The heater was fixed by dealer when he sold it to me; it stopped working again just before I sold it.

The A/C leaked, but was jury-rigged/fixed with a leak seal kit and a freon conversion kit, and 3 cans of R134-A from Wal-Mart. It slow leaked after that, but I'd just charge it and add one can of seal in May, and the A/C would blow cold thru next year. Way cheaper than an A/C shop!!

Anything else was my fault because I couldn't keep from tinkering with it!!

Oh yeah, the driver's side window crank wore out.

Most reliable 30 year old car I've ever had!!

This was a base Galaxie, with manual windows and locks.

General Comments:

It had a 400 Modified block and a C-6 transmission. The rear was a 8.7 with 2.73 gears.

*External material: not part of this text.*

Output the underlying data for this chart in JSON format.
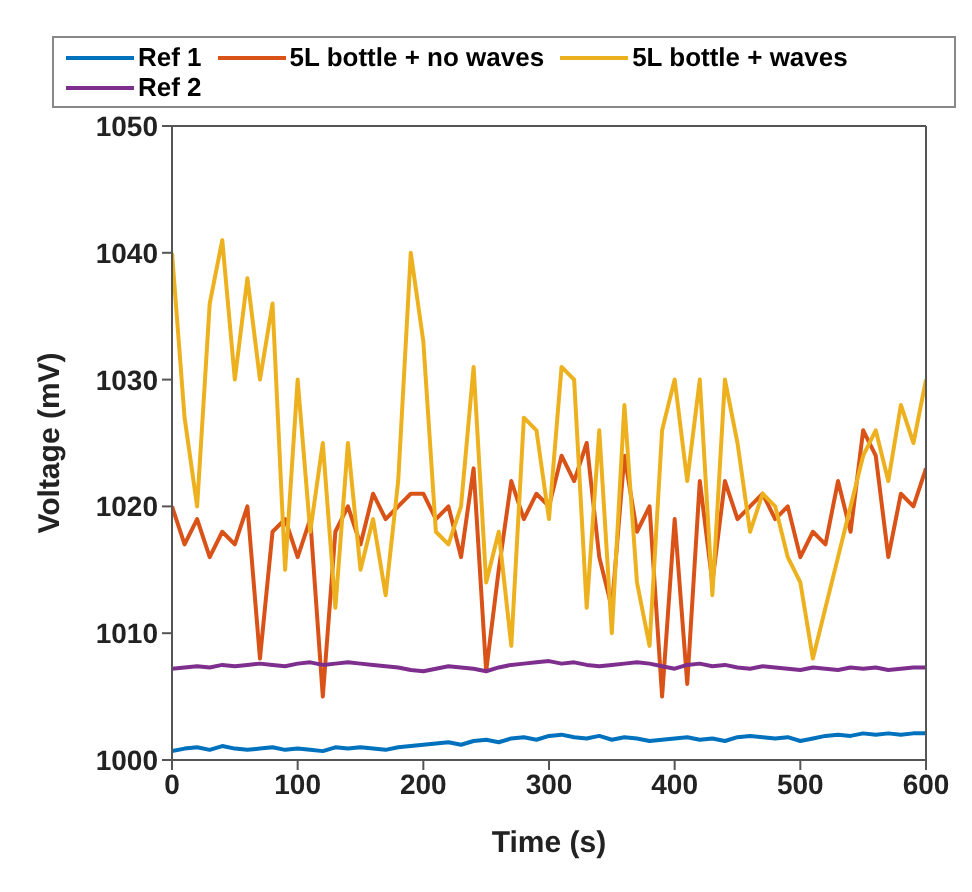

I had some excess bucks, so I put in an Edelbrock cam and intake package and a 600 CFM Edelbrock carb. I also added a dual exhaust and Flowmaster mufflers, chromed open air cleaner and a Pertronix electronic ignition.

Once I got it set up right, I could get an honest 16 MPG at 65 mph with the A/C off. I also would cruise at 90 hauling a trailer, and my wife would hear me chuckling at how much power it still had left.

I never did find out how fast it could go; the speedometer bottomed out at 120. Second gear was good til 80 mph and was really strong.

I found the steering to be numb like any typical 70s American car, but the power brakes were great!

I let the car go once gas prices became impossible... but I still miss hearing that big V-8 sucking in that air. It was comfortable, could haul me and my family in comfort, and was quiet on the highway. Parts were cheap and readily available, and upkeep was minimal.

Would you buy another car from this manufacturer? Yes

Review Date: 24th June, 2007

1965 Ford Galaxie 500 289c.i.d.


My '65 Galaxie does turn a lot of heads


The oil pan gaskets leak a little.

The driver's side of the front seat has started to wear badly.

The weatherstripping is old and worn.

General Comments:

The car has an AM radio built in the dash that cannot be replaced. The power and sound this little 289 puts out beats a radio any day!

Would you buy another car from this manufacturer? Don't Know

Review Date: 22nd April, 2005

23rd Apr 2005, 04:59

A little 289 in a big ol two-ton Galaxie, yet you rate performance a 10/10, hmmmm...

1967 Ford Galaxie 500 390 V8


It's like a boat, only more fun


It needed a new convertible top after sitting in storage for 25 years.

The voltage regulator went bad soon after I purchased the car.

One exhaust pipe rusted through.

The original valve cover gaskets rotted.

General Comments:

It handles very solidly at any speed and rides smoothly over bumps and rough roads.

The heater is amazing. It is so strong the car can be comfortable driven the top down even in the winter.

Except for height, this car is as big as most SUV's.

Acceleration is as quick as the nearly two ton curb weight allows for.

Surprising as it may seem, the car takes turns pretty well.

The factory drum brakes are not up to the task of controlling this car.

The engine is simple and easy to service and make repairs on.

Would you buy another car from this manufacturer? Yes

Review Date: 11th January, 2005

22nd Mar 2005, 12:02

This car is (a 1967 model) was manufactured on 23 June 1966 in Mahwah, NJ.

2nd Oct 2006, 10:30

I just got my '66 galaxie convertible and agree with everything said thus far, especially the braking system. After driving newer cars with power disc brakes, this car could put you in danger if you're not careful. With that said, it is an awesome car, easy to work on, and looks great!

23rd Aug 2009, 13:38

I had a '67 500 two door hardtop that I bought from my dad with 110,000 miles on it. It was a 240 6 cylinder with a three speed auto. It was a great car. The two door body and frame remained tight. The four door hardtop and the two door convertible both seemed to turn into "boats". The 390 that usually came was a dog. I don't know if a higher HP engine was available. My dad had the four door hardtop with a 390 also. I drove it a little. I thought it was a boat.

The two door hardtop was a different story. With the suspension set at the correct height (the Fords would sag, especially after a winter of heavy snow on their hoods), the car responded well on the road. It felt like a much smaller auto. Due to the advertising of the Plymouth GTX and the Hemi engine at the time, the sleeper Ford two door hardtop slept as a secret for those who owned one to enjoy.